Biker Mice From Mars

Biker Mice from Mars

Biker Mice from Mars

Someone call Rentokil.

As comebacks go, this seemed as likely as Babylon Zoo filling the Albert Hall in 2007. And yet, here it is. Biker Mice from Mars, one of the least imaginative Ninja Turtles knock-offs to soil TV screens back in the early 90s, has been revived and is now - if the PR speak is to be believed - the top-rated show on Children's ITV. What next? A blockbuster Samurai Pizza Cats movie?

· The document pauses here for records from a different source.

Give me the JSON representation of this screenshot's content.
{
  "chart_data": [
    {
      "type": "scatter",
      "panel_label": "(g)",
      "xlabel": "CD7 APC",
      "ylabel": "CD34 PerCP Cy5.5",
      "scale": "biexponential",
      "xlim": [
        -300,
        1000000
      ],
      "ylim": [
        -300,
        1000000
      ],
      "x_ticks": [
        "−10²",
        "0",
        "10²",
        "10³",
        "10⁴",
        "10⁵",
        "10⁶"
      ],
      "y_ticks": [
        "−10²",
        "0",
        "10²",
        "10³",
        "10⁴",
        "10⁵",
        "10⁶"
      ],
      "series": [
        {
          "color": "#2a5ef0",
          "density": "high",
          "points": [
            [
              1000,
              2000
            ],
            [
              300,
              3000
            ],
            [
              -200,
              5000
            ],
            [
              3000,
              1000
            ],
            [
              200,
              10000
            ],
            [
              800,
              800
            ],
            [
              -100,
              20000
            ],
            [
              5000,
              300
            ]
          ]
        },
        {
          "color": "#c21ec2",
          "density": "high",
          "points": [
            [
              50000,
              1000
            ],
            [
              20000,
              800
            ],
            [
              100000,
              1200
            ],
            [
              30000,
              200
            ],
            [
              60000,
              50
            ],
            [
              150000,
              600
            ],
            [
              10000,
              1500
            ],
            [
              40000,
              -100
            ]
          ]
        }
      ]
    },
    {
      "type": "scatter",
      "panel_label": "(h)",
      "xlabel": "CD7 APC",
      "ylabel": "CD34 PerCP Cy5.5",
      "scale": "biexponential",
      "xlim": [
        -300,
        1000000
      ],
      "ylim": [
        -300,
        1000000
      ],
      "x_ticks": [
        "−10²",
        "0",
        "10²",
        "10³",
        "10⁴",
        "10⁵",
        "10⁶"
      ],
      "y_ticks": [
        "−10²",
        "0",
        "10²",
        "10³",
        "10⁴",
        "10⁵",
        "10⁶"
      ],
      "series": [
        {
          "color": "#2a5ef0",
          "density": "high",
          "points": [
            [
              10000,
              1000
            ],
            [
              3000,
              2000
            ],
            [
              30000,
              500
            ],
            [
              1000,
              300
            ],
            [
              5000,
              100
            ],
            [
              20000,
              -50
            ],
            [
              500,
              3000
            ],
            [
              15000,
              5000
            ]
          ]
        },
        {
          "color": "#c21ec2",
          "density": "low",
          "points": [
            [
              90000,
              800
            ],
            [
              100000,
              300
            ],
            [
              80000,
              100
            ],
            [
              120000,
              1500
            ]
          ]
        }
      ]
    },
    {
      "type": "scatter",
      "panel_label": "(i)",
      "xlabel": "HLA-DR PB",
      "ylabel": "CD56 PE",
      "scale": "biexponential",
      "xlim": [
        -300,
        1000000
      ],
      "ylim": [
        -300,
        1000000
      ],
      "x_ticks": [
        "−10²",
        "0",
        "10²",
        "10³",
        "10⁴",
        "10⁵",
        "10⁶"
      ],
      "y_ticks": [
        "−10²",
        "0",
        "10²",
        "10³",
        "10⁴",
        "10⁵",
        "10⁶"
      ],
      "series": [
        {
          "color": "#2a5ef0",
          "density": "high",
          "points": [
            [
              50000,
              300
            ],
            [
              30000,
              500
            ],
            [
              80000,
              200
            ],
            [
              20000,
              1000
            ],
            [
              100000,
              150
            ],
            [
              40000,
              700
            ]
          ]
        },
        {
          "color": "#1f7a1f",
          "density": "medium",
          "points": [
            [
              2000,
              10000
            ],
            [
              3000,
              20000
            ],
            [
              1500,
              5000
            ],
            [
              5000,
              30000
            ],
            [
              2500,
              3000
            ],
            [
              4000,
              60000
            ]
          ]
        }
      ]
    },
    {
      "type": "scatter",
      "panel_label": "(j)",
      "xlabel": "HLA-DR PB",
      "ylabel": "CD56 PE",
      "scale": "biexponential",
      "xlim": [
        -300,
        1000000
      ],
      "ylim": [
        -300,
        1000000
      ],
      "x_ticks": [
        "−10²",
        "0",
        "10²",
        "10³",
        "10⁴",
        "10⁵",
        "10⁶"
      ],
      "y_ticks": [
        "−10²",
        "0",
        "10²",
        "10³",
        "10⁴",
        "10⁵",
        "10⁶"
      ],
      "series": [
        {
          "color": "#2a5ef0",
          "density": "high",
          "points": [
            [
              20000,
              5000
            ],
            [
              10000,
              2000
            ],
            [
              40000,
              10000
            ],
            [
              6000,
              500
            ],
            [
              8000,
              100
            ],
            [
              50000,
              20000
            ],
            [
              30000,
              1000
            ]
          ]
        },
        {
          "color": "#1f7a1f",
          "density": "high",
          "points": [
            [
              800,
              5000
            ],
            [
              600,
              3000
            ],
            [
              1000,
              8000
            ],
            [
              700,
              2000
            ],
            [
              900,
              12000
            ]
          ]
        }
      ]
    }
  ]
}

This newfound lease of life provides vital context when reviewing the inevitable videogame spin-off. Had this just been some cheap license dusted off by a fledgling developer in the hopes of establishing a foothold in the market, then it would still be a grievous example of shoddy game design, but at least the collateral damage would be minimal, kind of like those old 1.99 Huckleberry Hound games that cluttered up the ZX Spectrum shelves as the 8-bit era wheezed to a halt. Yes, they were crap - but nobody bought them, so nobody cared.

However, if Biker Mice from Mars does have a new audience of eager young fans, then there's a good chance that some Christmas mornings are going to be (or already have been) soiled by what is, quite honestly, the worst game I've played in recent memory. And I speak as someone who reviewed both Family Guy and The Sopranos in the last few months.